Bootstrap resampling is a statistical technique to measure the error in a given statistic that has been computed from a sample population. It is a simple yet powerful methord that relies heavily on computational power. The basic premise is that instead of using a theoretical or mathematical model for the parent distribution from which our observed samples were drawn from, we can use the distribution of the observed samples as an approximation for the parent distribution.

### The Algorithm

Let’s say we observe ${\displaystyle N}$ data samples, denoted as ${\displaystyle {\vec {x}}=(x_{1},x_{2},x_{3},...,x_{N})}$, and we want to compute a statistic ${\displaystyle {\hat {\theta }}=s({\vec {x}})}$. This statistic could be the mean or median of our samples, but could also be something much more complex. In measuring ${\displaystyle {\hat {\theta }}}$ from our data, we want to know how close our estimator is to the true value of ${\displaystyle \theta }$, so we need to compute an error estimate for ${\displaystyle {\hat {\theta }}}$. This can be done using the following bootstrap resampling algorithm:

1. Make a bootstrap sample ${\displaystyle x^{\star }}$ by sampling with replacement from the original data samples.
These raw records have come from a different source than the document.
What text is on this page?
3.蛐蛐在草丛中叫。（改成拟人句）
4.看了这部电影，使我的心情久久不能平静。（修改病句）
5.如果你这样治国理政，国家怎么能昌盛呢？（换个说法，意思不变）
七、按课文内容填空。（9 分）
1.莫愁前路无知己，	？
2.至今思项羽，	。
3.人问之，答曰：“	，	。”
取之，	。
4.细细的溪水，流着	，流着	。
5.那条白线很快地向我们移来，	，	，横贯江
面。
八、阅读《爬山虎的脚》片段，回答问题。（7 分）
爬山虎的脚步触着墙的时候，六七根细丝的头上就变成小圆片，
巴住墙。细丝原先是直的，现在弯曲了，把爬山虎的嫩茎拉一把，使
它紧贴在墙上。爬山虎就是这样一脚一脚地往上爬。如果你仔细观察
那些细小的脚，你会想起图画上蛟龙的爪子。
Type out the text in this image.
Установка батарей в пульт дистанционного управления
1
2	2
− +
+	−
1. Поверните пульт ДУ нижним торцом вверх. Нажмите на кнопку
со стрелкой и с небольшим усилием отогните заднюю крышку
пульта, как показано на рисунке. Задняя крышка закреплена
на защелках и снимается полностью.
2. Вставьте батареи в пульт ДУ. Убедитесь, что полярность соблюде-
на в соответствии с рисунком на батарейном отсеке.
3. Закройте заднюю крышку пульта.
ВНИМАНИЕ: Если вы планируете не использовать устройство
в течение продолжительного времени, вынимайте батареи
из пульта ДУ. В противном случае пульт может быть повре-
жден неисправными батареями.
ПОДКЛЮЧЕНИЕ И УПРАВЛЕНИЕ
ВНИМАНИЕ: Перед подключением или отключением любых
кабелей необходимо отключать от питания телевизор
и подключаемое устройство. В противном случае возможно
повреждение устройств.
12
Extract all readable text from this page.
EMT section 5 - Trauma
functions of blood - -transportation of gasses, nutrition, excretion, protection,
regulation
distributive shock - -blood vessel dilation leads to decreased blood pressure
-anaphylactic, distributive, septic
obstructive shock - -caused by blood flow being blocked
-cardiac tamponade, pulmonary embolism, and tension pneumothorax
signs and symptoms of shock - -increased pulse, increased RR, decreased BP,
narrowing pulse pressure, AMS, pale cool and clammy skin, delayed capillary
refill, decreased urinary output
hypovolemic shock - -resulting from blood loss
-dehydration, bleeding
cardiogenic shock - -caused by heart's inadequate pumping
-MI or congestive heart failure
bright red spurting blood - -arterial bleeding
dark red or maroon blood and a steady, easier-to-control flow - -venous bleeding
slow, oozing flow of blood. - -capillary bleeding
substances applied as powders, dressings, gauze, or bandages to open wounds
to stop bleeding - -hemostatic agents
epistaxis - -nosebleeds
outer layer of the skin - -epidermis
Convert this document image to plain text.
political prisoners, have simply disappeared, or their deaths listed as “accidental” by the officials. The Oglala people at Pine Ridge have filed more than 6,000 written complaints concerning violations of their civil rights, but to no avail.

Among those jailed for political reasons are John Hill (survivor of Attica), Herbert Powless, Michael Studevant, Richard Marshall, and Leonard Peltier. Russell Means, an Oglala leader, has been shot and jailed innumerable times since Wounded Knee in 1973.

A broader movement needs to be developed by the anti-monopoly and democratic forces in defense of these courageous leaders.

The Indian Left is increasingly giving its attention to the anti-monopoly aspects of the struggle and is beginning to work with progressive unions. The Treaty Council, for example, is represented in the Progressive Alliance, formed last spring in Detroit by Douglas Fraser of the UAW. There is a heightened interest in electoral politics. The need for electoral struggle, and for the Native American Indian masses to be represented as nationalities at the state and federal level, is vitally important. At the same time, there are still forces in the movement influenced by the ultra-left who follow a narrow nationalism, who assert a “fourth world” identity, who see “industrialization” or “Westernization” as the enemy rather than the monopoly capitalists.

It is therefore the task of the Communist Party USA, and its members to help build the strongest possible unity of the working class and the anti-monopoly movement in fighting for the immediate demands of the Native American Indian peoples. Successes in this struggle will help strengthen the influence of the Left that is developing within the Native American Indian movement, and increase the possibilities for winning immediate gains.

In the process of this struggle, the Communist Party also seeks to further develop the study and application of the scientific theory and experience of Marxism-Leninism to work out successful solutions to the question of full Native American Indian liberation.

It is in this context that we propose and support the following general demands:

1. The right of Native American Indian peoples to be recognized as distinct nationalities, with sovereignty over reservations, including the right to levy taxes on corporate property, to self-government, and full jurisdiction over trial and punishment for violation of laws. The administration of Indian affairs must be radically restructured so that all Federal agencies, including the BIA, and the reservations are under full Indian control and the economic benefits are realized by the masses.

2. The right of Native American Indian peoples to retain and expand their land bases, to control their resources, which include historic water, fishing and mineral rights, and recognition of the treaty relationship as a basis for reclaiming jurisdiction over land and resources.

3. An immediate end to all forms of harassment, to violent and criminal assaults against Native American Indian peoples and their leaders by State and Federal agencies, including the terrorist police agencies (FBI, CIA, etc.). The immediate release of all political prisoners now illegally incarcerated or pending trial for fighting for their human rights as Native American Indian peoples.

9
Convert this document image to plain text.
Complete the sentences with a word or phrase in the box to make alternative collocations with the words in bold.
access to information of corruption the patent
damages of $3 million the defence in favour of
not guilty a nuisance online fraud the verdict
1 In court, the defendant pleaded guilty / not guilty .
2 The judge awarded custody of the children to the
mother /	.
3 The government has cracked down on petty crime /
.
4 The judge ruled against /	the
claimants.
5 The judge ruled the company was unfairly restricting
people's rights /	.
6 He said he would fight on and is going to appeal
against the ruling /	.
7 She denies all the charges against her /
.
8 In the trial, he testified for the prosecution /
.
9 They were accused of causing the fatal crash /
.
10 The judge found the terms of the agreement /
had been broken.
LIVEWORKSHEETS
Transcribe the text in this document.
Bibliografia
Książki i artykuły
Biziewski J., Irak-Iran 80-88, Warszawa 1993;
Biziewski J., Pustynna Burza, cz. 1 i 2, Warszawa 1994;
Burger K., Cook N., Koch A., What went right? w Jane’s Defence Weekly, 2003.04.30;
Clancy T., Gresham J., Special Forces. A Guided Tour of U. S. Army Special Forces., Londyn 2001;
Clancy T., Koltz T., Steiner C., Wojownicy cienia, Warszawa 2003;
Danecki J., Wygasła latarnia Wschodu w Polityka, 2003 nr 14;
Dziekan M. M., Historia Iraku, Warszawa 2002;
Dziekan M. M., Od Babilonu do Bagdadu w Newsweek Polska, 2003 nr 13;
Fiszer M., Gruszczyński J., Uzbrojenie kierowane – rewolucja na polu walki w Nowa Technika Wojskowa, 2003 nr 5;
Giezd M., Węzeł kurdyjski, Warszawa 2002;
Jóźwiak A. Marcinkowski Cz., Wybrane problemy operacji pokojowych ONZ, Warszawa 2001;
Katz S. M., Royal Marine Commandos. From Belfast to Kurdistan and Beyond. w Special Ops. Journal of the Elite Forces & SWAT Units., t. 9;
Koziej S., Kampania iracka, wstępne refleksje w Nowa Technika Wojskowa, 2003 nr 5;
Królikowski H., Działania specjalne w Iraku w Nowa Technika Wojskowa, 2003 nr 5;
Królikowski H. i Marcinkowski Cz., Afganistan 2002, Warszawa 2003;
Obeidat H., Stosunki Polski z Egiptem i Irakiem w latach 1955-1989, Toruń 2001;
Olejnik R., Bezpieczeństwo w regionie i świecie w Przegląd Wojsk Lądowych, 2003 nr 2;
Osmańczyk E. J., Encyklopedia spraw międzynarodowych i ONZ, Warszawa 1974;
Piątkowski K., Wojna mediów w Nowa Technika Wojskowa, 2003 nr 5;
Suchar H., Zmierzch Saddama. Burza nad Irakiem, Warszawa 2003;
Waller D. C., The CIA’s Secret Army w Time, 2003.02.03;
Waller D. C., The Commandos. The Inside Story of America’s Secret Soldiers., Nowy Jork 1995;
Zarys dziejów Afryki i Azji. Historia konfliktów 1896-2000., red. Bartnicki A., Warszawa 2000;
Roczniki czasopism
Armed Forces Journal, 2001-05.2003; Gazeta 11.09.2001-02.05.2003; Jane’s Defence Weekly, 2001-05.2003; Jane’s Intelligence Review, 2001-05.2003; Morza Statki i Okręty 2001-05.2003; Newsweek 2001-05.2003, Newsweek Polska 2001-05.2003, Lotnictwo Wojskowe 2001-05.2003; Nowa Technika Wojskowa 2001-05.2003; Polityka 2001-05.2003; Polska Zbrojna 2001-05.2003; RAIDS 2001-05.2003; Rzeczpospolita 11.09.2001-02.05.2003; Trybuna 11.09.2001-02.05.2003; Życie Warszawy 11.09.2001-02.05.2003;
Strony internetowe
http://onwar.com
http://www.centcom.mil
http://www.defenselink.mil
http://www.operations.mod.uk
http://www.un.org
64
This bootstrap sample should also be of length ${\displaystyle N}$ and may contain repetitions of the same data sample (since we sampled with replacement).
2. Repeat this process and create ${\displaystyle B}$ bootstrap samples. Generally, ${\displaystyle B=1000-10000}$, in order to reduce the amount of random scatter in the measurement of the bootstrap error.
3. Compute the same desired statistic for each of the bootstrap samples, ${\displaystyle {\hat {\theta }}^{\star ,b}=s(x^{\star ,b})}$, where ${\displaystyle b}$ ranges from 1 to ${\displaystyle B}$. We will call the quantities ${\displaystyle {\hat {\theta }}^{\star ,b}}$ our bootstrap replications.
4. From the ${\displaystyle B}$ bootstrap replications, compute the bootstrap variance of the measured value ${\displaystyle {\hat {\theta }}}$ as
${\displaystyle \sigma _{\mathrm {boot} }^{2}=\sum _{b=1}^{B}\left[{\hat {\theta }}^{\star ,b}-\langle {\hat {\theta }}^{\star }\rangle \right]^{2}/(B-1),\,\!}$

where the mean of the bootstrap replications is given by

${\displaystyle \langle {\hat {\theta }}^{\star }\rangle =\sum _{b=1}^{B}{\hat {\theta }}^{\star ,b}/B.\,\!}$

### Confidence Intervals

In the limit as ${\displaystyle N\rightarrow \infty }$, the distribution of the bootstrap replications will asymptote to a normal or Gaussian distribution. So, in the limit of large ${\displaystyle N}$, the standard deviation measured from the distribution of bootstrap replications, ${\displaystyle \sigma _{\mathrm {boot} }}$ can be treated as the standard deviation of a normal distribution. In particular, ${\displaystyle {\hat {\theta }}\pm \sigma _{\mathrm {boot} }}$ will mark the 68.3% confidence interval on the measurement of ${\displaystyle {\hat {\theta }}}$, as is usual for confidence intervals of a normal distribution. However, in the limit of small ${\displaystyle N}$, the distribution of the bootstrap replications does not have to resemble a normal distribution, and it will likely not. In this case, ${\displaystyle \sigma _{\mathrm {boot} }}$ cannot be interpreted as marking the 68.3% confidence interval. In this case, the cumulative probability distribution (CDF) of the bootstrap replications can be used in order to measure confidence intervals. For example, for a 90% confidence interval, the CDF can be used to find the bounds ${\displaystyle [{\hat {\theta }}_{\mathrm {low} },{\hat {\theta }}_{\mathrm {high} }]}$ such that 5% of the bootstrap replications are below ${\displaystyle {\hat {\theta }}_{\mathrm {low} }}$ and 5% are greater than ${\displaystyle {\hat {\theta }}_{\mathrm {high} }}$. This method of computing confidence intervals using bootstrap resampling is the most basic. In recent years, there have been new and better methods developed that will produce correct results over a broader range of problems. These methods are beyond the scope of this description, but for those interested, one of the main algorithms used is known as the bias-corrected and accelerated algorithm.